I can see this in the following net trace, created with tcpdump:
From client:
No. Time Source Destination Protocol Length Info
1 0.000000 192.168.1.213 x.x.x.x UDP 96 57360 → 1195 Len=54Frame 1: 96 bytes on wire (768 bits), 96 bytes captured (768 bits)
Ethernet II, Src: LCFCHefe_fa:ee:43 (6c:24:08:fa:ee:43), Dst: BelkinIn_76:b9:20 (80:69:1a:76:b9:20)
Internet Protocol Version 4, Src: 192.168.1.213, Dst: 94.176.208.177
User Datagram Protocol, Src Port: 57360, Dst Port: 1195
Data (54 bytes)0000 [Edited hex dump]
0010 [Edited hex dump]
0020 [Edited hex dump]
0030 [Edited hex dump]
From server:
No. Time Source Destination Protocol Length Info
1 0.000000 x.x.x.x 192.168.50.111 OpenVPN 96 MessageType: P_CONTROL_HARD_RESET_CLIENT_V2[Malformed Packet]Frame 1: 96 bytes on wire (768 bits), 96 bytes captured (768 bits)

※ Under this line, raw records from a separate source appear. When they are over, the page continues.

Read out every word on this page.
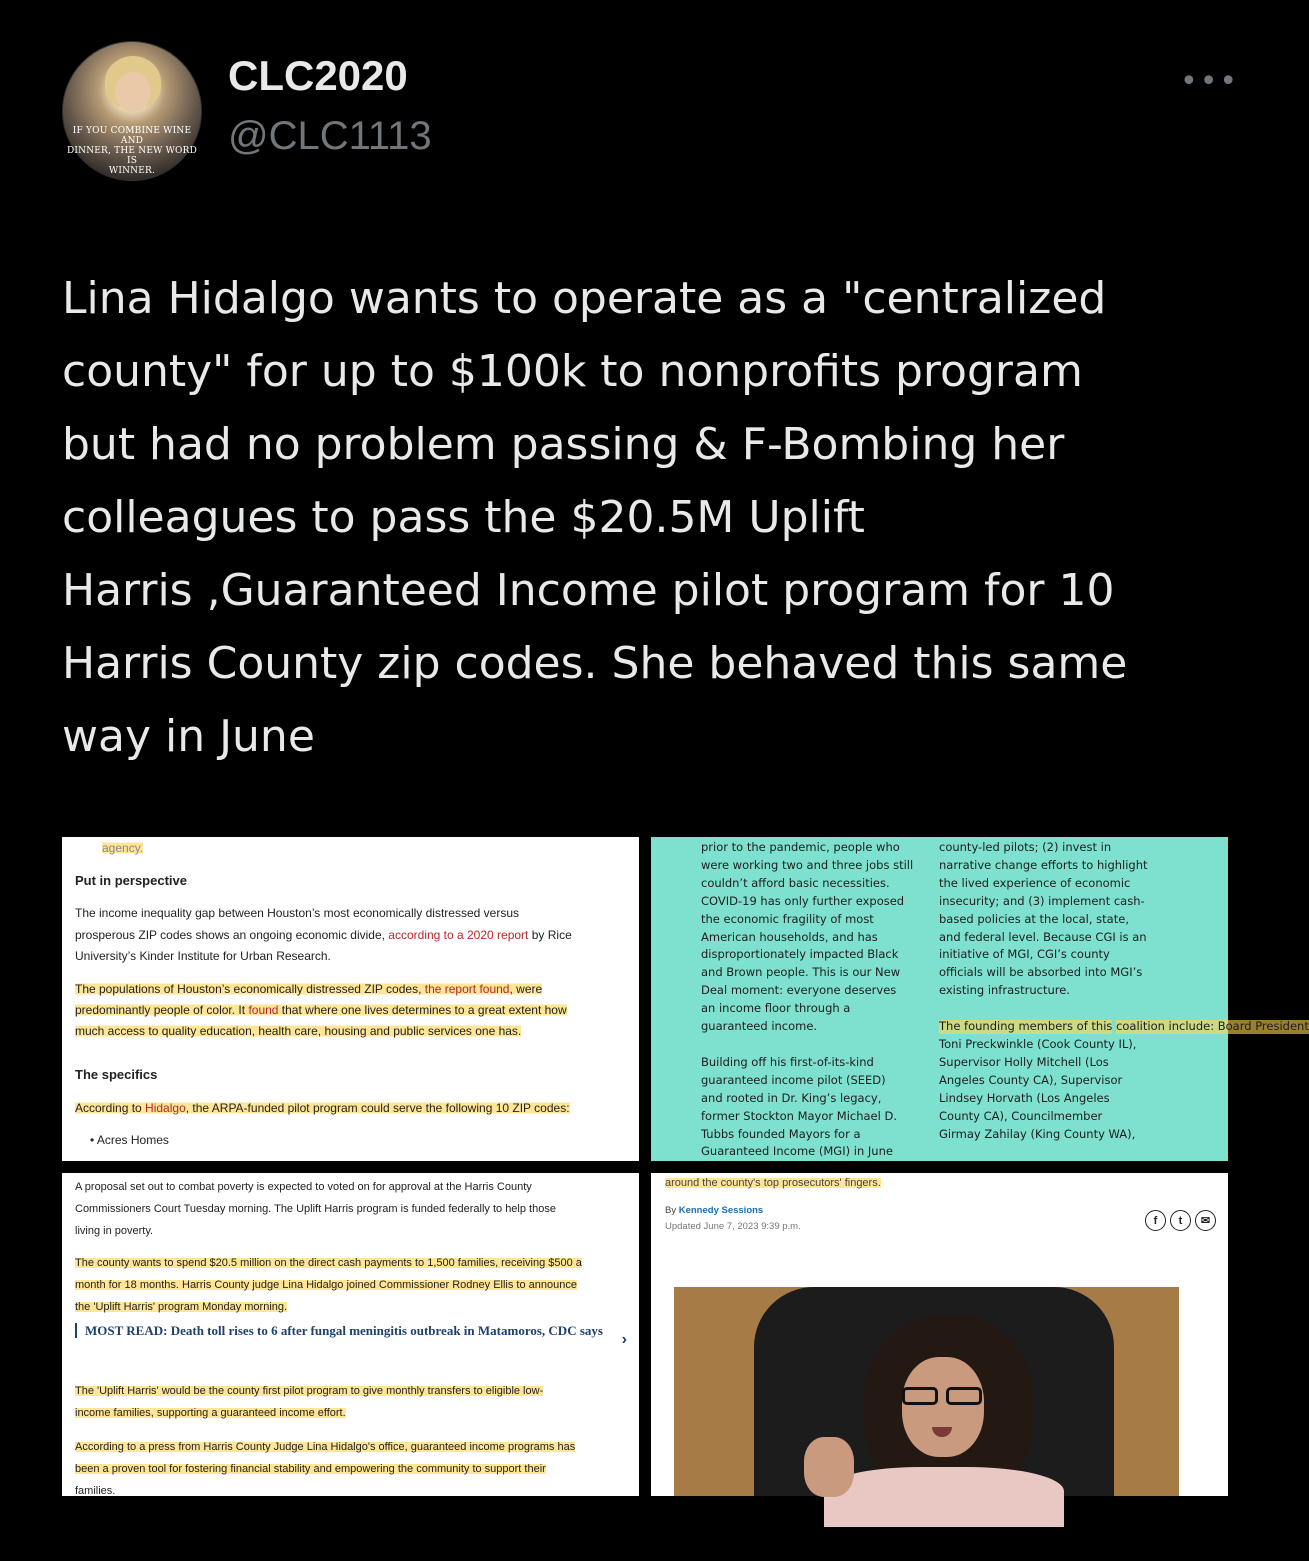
IF YOU COMBINE WINE AND
DINNER, THE NEW WORD IS
WINNER.
CLC2020
@CLC1113
•••
Lina Hidalgo wants to operate as a "centralized
county" for up to $100k to nonprofits program
but had no problem passing & F-Bombing her
colleagues to pass the $20.5M Uplift
Harris ,Guaranteed Income pilot program for 10
Harris County zip codes. She behaved this same
way in June
agency.
Put in perspective
The income inequality gap between Houston’s most economically distressed versus
prosperous ZIP codes shows an ongoing economic divide, according to a 2020 report by Rice
University’s Kinder Institute for Urban Research.
The populations of Houston’s economically distressed ZIP codes, the report found, were
predominantly people of color. It found that where one lives determines to a great extent how
much access to quality education, health care, housing and public services one has.
The specifics
According to Hidalgo, the ARPA-funded pilot program could serve the following 10 ZIP codes:
• Acres Homes
prior to the pandemic, people who
were working two and three jobs still
couldn’t afford basic necessities.
COVID-19 has only further exposed
the economic fragility of most
American households, and has
disproportionately impacted Black
and Brown people. This is our New
Deal moment: everyone deserves
an income floor through a
guaranteed income.

Building off his first-of-its-kind
guaranteed income pilot (SEED)
and rooted in Dr. King’s legacy,
former Stockton Mayor Michael D.
Tubbs founded Mayors for a
Guaranteed Income (MGI) in June
county-led pilots; (2) invest in
narrative change efforts to highlight
the lived experience of economic
insecurity; and (3) implement cash-
based policies at the local, state,
and federal level. Because CGI is an
initiative of MGI, CGI’s county
officials will be absorbed into MGI’s
existing infrastructure.

The founding members of this coalition include: Board President
Toni Preckwinkle (Cook County IL),
Supervisor Holly Mitchell (Los
Angeles County CA), Supervisor
Lindsey Horvath (Los Angeles
County CA), Councilmember
Girmay Zahilay (King County WA),
A proposal set out to combat poverty is expected to voted on for approval at the Harris County
Commissioners Court Tuesday morning. The Uplift Harris program is funded federally to help those
living in poverty.
The county wants to spend $20.5 million on the direct cash payments to 1,500 families, receiving $500 a
month for 18 months. Harris County judge Lina Hidalgo joined Commissioner Rodney Ellis to announce
the 'Uplift Harris' program Monday morning.
MOST READ: Death toll rises to 6 after fungal meningitis outbreak in Matamoros, CDC says
›
The 'Uplift Harris' would be the county first pilot program to give monthly transfers to eligible low-
income families, supporting a guaranteed income effort.
According to a press from Harris County Judge Lina Hidalgo's office, guaranteed income programs has
been a proven tool for fostering financial stability and empowering the community to support their
families.
around the county's top prosecutors' fingers.
By Kennedy Sessions
Updated June 7, 2023 9:39 p.m.	f	t	✉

Ethernet II, Src: Tp-LinkT_56:25:fc (28:ee:52:56:25:fc), Dst: ASRockIn_c0:b6:03 (a8:a1:59:c0:b6:03)
Internet Protocol Version 4, Src: 80.76.58.95, Dst: 192.168.50.111
User Datagram Protocol, Src Port: 43500, Dst Port: 1194
Something has happened on the way, and as far as I can see, this must happen in the router - ChatGPT makes some suggestions that seem plausible, but I haven't been able to find any settings on the router (using the omada interface) that match - it lists VPN Passthrough, ALG settings, MTU settings and UDP timeout, as well as QoS as potential things to look at. As I said, I haven't found any settings that would appear to touch on NAT and OpenVPN.
Forget about the GPT recommendations. They don't relate to the issue.
The IPs and ports are not the same. The diagram explains the basic stuff but it does not reflect the IPs and ports.
The router in the diagram is the ER7206?
What's this IP? 80.76.58.95
WAN Interface on the router, screenshot it and what's the IP address of it?
Since you set up the VPN server, have you tested in the LAN that you could make a connection to your server 192.168.50.111? Locally, test the OVPN connectivity.
P.S.
I was messaged by the dev that we did not replicate what you described in our lab environment.
We require the following information:
1. OVPN server and client config for the purpose of reviewing if there is any error.
2. A backup of your router.
Do not upload your backup. Please prepare that and message me back. I will create a ticket for to follow up your case.